FlyerTalk Forums - View Single Post - Ethiopian Airlines: Boeing 737 Max 8 crashes on way to Kenya [ET302 ADD-NBO 10MAR19]
Old Mar 10, 2019, 5:04 pm
  #117  
Lux Flyer
 
Join Date: May 2017
Posts: 2,281
Originally Posted by MSPeconomist
Someone earlier in this thread stated that 0.5% ( 2 out of 350, so there's been some rounding) of this aircraft model have crashed, but what percentage of all the Concords that were ever build have crashed? Yet it was viewed as safe until the CDG runway incident happened and possibly should have still been considered safe. Or we can look at the space shuttle for another example. One crashed (cold weather O ring failure at launch), but that one is a big fraction of the number that were build and also a relatively big fraction of the total number of space shuttle flights that were ever attempted.

It's hard to conclude much (if anything) from a few bad random draws from a distribution where the bad draws occur with extremely low frequency. For example, think about Hurricane Katrina and the "once in a hundred years" claim.
And if we look at the loss of Challenger(and later Colombia) shuttles? The space program suspended operation, after a single incident, until they could properly investigate, determine a cause, and implement a fix. Granted these incidents as you mention are a much larger percentage of their fleet, but still it only took one event for them to put the program on hold while they investigated further.

I'll admit going the NASA route and grounding an entire model every time a single crash occurs isn't realistic for commercial air travel, you'll wipe out giant portions of airlines fleets for months at a time while an investigation occurs. However it is also concerning that two of the same model aircraft have crashed, in the same stage of flight, and based on initial reports suggest similar circumstances should raise enough eye brows. Can it be random chance? Sure, but how many other models of airplanes have we had have two crashes in a short period of time? While being a relatively new model? In a day-and-age where historically air travel has been the safest ever, shouldn't that raise even more concern that these crashes are occurring?
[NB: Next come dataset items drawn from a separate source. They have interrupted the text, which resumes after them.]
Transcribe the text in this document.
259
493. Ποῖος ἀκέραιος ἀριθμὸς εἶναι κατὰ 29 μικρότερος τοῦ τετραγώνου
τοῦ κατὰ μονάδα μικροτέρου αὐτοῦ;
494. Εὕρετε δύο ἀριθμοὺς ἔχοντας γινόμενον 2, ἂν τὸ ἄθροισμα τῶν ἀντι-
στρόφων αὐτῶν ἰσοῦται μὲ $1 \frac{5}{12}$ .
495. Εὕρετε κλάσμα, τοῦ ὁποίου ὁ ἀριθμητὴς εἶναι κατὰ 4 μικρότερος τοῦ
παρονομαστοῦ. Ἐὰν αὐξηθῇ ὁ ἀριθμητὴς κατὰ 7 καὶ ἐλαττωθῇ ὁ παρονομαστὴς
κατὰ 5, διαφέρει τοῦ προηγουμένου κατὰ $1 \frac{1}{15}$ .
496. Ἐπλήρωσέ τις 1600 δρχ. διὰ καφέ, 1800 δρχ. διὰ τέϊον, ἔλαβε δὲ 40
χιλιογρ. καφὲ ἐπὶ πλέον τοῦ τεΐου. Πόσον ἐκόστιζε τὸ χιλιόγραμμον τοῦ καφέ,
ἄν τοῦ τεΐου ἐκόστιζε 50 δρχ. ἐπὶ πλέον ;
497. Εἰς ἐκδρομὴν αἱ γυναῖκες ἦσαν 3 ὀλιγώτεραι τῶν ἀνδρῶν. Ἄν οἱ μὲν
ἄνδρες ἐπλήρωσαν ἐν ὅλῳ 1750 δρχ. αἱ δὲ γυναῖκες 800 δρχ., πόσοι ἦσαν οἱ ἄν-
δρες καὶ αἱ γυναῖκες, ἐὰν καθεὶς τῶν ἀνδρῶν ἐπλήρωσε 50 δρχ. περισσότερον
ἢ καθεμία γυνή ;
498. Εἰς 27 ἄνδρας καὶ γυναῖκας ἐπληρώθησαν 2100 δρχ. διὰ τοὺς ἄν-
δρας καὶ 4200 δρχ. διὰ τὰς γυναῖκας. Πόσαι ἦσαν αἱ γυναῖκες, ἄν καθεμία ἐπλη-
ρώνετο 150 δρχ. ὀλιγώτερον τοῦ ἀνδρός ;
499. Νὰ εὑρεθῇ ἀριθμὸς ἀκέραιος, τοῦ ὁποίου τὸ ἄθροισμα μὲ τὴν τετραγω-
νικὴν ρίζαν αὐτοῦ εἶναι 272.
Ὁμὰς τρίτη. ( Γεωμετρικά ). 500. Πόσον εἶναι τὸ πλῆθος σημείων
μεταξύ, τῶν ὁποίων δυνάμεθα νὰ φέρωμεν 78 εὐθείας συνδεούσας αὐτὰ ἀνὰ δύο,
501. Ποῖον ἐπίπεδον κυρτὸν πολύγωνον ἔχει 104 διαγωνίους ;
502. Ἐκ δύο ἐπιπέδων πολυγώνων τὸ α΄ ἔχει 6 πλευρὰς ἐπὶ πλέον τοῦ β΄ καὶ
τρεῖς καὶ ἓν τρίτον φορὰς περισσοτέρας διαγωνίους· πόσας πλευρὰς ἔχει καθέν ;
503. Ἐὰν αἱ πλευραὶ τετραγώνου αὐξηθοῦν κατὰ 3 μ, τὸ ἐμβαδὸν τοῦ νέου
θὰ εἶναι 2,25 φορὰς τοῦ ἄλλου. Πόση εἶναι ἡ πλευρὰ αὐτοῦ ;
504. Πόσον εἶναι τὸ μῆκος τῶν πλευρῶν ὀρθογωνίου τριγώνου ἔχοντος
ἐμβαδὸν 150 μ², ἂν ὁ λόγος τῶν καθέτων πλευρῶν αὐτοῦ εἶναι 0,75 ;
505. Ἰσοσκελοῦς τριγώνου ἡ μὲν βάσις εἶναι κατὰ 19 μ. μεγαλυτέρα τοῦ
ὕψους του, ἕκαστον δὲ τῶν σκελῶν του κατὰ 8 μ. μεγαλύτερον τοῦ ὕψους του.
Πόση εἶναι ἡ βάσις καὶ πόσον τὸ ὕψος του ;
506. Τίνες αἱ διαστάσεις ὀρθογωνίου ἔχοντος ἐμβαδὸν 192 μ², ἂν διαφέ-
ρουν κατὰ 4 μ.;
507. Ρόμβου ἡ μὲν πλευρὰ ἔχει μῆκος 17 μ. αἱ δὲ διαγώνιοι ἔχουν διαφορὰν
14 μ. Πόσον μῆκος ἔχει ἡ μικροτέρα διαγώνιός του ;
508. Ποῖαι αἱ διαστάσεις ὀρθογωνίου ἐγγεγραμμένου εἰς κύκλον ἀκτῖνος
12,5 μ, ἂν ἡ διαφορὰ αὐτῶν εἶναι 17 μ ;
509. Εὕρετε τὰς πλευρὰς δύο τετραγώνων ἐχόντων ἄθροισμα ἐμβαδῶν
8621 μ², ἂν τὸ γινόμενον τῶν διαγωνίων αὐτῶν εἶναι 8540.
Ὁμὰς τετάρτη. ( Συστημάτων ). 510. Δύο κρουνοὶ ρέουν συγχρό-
Or has the past 20 years just been an anomaly, after all we are dealing with an overall small event rate across the millions of flights that have taken place? Perhaps the expected crash rate is actually higher than what we have been seeing over the past couple decades?

Point being, we can make any number of statements regarding probability. At what point, with the rare occurrence of airplane crashes, do we say that is enough to raise concern for a specific model? NASA's approach is one event is too many. That is obviously unrealistic for commercial airlines. One event is a data point, two events is a line, three is a trend. When you're dealing with human lives, do you want to get to a trend? That answer is going to be different to everyone, I know the medical field doesn't like negative trends; and the medical field is supposed to be learning from the airline industry.